Sick Leave Law by State
The California Healthy Workplace Healthy Family Act
The California Healthy Workplace Healthy Family Act requires employers to provide paid sick leave to employees who, on or after July 1, 2015, work in California for 30 or more days within a year from the beginning of employment. Employees, including full-time, part-time and temporary employees, will earn at least one hour of paid leave for every 30 hours worked. The sick time begins to accrue on the first day of employment or July 1, 2015, whichever is the later of the two.
While the funding and payment of sick leave is the responsibility of the production company employer, your payroll service should be able to account for such time based on the payroll records for the affected personnel. Media Services provides such tracking to our clients; for more information on our payroll services, click here.
Basic Facts of the Act
Employees may begin to use accrued sick time on the 90th day of employment. An employer must allow eligible employees to use the accrued paid sick leave upon reasonable request. However, if an employee has a need to use their accrued sick leave, and it was unforeseeable, the employee need only give notice as soon as practicable. The Act states that an employee cannot be required to find a replacement as a condition for using paid sick leave. Furthermore, the Act states that an employer may limit the amount of paid sick leave an employee can use in one year to 24 hours or three days. The accrued sick leave may be carried over to the following year, but an employer can cap it at 48 hours or six days.
If an employee with an accrual is no longer employed by that employer, they do not need to be paid out for the unused accrual, unless the employer has a policy that provides for a payout. Should an employee leave an employer where that employee had an unused accrual balance, and that employee returns to work for that same employer within 12 months, the employee can reclaim what was left in their accrual bank.
We Track the Sick Leave for You
Employers are required to show how many days of sick leave an employee has available, on a pay stub or other document issued with the pay stub. Media Services will programmatically track the accruals for your personnel paid through our payroll companies, as well as will reflect the available days of sick leave on the pay stubs as required by the law.
If you use multiple payroll companies, no problem. We can also assist you with a global tracking solution in this case. The law requires that the employer keep records showing how many hours have been earned and used for a minimum of three years.
If an employee works for more than one of our production company clients in a given year, the sick leave will be tracked per employee per production company client. The employee accrues one hour of sick leave for every 30 hours (both straight and overtime) worked per production company employer. The accrued hours are only paid out when the employee has to take a partial or full day of sick leave during the workday. Production will need to note on the timecard if it is a full day of sick leave, and if partial, the timecard should reflect the In and Out times for the partial workday, with a note to indicate the number of hours of sick leave that were taken. Those hours will be paid and invoiced at the employee’s straight time rate.
What You Need To Do
Employers are required to display a poster on paid sick leave where their employees can easily read it. The poster required and provided by the California Division of Labor Standards Enforcement can be found here.

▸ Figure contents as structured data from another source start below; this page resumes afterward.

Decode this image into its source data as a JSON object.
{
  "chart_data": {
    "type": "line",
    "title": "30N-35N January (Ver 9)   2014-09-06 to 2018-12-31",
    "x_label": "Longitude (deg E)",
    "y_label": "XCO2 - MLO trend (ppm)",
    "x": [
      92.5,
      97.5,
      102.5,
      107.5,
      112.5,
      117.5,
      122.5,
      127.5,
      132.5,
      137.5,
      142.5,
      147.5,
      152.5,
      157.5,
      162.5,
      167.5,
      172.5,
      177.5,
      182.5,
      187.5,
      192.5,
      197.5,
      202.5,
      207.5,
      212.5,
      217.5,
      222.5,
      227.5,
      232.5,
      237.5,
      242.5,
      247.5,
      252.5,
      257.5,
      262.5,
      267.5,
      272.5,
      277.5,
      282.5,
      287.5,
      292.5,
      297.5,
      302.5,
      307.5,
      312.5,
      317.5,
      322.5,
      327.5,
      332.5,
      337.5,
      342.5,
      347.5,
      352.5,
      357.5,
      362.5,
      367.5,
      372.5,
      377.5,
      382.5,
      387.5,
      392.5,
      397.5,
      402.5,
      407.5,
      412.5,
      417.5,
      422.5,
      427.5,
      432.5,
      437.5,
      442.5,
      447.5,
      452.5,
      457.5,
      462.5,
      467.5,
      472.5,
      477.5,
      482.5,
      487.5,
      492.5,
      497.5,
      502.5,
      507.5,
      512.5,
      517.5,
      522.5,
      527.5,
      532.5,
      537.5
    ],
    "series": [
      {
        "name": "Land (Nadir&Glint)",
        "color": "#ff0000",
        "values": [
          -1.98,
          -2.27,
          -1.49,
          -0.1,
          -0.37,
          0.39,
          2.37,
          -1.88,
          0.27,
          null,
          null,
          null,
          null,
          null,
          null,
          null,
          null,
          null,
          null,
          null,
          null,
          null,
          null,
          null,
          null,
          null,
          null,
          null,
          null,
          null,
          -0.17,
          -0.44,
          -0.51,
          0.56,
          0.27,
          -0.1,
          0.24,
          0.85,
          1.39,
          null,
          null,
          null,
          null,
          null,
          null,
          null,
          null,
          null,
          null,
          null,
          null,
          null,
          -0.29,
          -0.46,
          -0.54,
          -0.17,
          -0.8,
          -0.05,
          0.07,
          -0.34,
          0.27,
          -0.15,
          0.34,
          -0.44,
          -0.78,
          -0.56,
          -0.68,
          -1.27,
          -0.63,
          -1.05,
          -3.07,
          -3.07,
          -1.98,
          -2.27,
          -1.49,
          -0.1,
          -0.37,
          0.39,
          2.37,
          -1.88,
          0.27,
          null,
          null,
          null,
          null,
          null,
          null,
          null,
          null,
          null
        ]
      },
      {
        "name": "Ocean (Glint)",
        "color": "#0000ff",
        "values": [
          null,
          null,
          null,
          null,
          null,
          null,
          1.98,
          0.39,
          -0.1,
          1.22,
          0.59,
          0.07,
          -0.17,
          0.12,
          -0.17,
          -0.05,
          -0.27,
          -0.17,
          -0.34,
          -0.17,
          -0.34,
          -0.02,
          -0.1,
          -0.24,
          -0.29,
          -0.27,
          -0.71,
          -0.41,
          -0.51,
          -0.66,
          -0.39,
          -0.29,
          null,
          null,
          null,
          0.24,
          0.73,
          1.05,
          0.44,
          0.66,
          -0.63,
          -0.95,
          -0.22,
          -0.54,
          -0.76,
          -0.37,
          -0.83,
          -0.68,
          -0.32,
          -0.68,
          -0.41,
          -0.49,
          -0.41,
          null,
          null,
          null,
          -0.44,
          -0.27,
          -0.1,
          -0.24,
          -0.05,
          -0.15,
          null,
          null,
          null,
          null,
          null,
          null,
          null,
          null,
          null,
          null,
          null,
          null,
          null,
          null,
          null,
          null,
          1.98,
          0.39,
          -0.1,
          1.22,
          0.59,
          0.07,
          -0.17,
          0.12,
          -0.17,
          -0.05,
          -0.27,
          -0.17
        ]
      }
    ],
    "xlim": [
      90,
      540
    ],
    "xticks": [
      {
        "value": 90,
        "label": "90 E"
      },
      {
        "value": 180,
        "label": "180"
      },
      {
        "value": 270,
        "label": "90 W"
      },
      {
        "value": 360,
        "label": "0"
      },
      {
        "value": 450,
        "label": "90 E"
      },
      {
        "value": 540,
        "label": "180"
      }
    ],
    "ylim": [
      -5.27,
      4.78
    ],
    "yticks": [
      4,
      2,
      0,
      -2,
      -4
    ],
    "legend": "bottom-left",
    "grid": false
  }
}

Additionally, employers are required to provide workers with written notice at the time of hire regarding their sick leave rights. The California Division of Labor Standards Enforcement provides an employee notice template on their site; Media Services has our own notice form here.
There are exceptions that apply to the Act, including, but not limited to, if an employer already provides its employees with at least 24 hours per year of paid leave that can be used for healthcare and meets other requirements in the Act, the employer need not provide additional sick time.
The Act does not apply to employees covered by a valid collective bargaining agreement (‘CBA’) that waives the provisions of the Act and/or provides for compensated time off at least equivalent to the requirements of the new law. However, please note that the AICP has determined that the four principal CBAs used by the commercial industry in California do not provide the necessary provisions to exempt commercial production companies from the Act. You can read the AICP’s assessment here.
The State of California Department of Industrial Relations, Division of Labor Standards Enforcement, Office of the Labor Commissioner, is responsible for enforcing the Act. Media Services is not in a position to provide you with legal or benefits-related advice concerning the application of the Act to your company. This advisory addresses what we consider some of the key points under the Act, but should not be construed as a full accounting of the Act. For more detailed information, please visit the Department’s page about it here.
We strongly urge you to consult with your advisers to obtain advice about the applicability of the Act to your company and the scope of your company’s obligations, so that you can plan accordingly. If your company has a current paid or unpaid time off policy, we also recommend speaking with your advisers to determine whether or not your policies comply with the Act.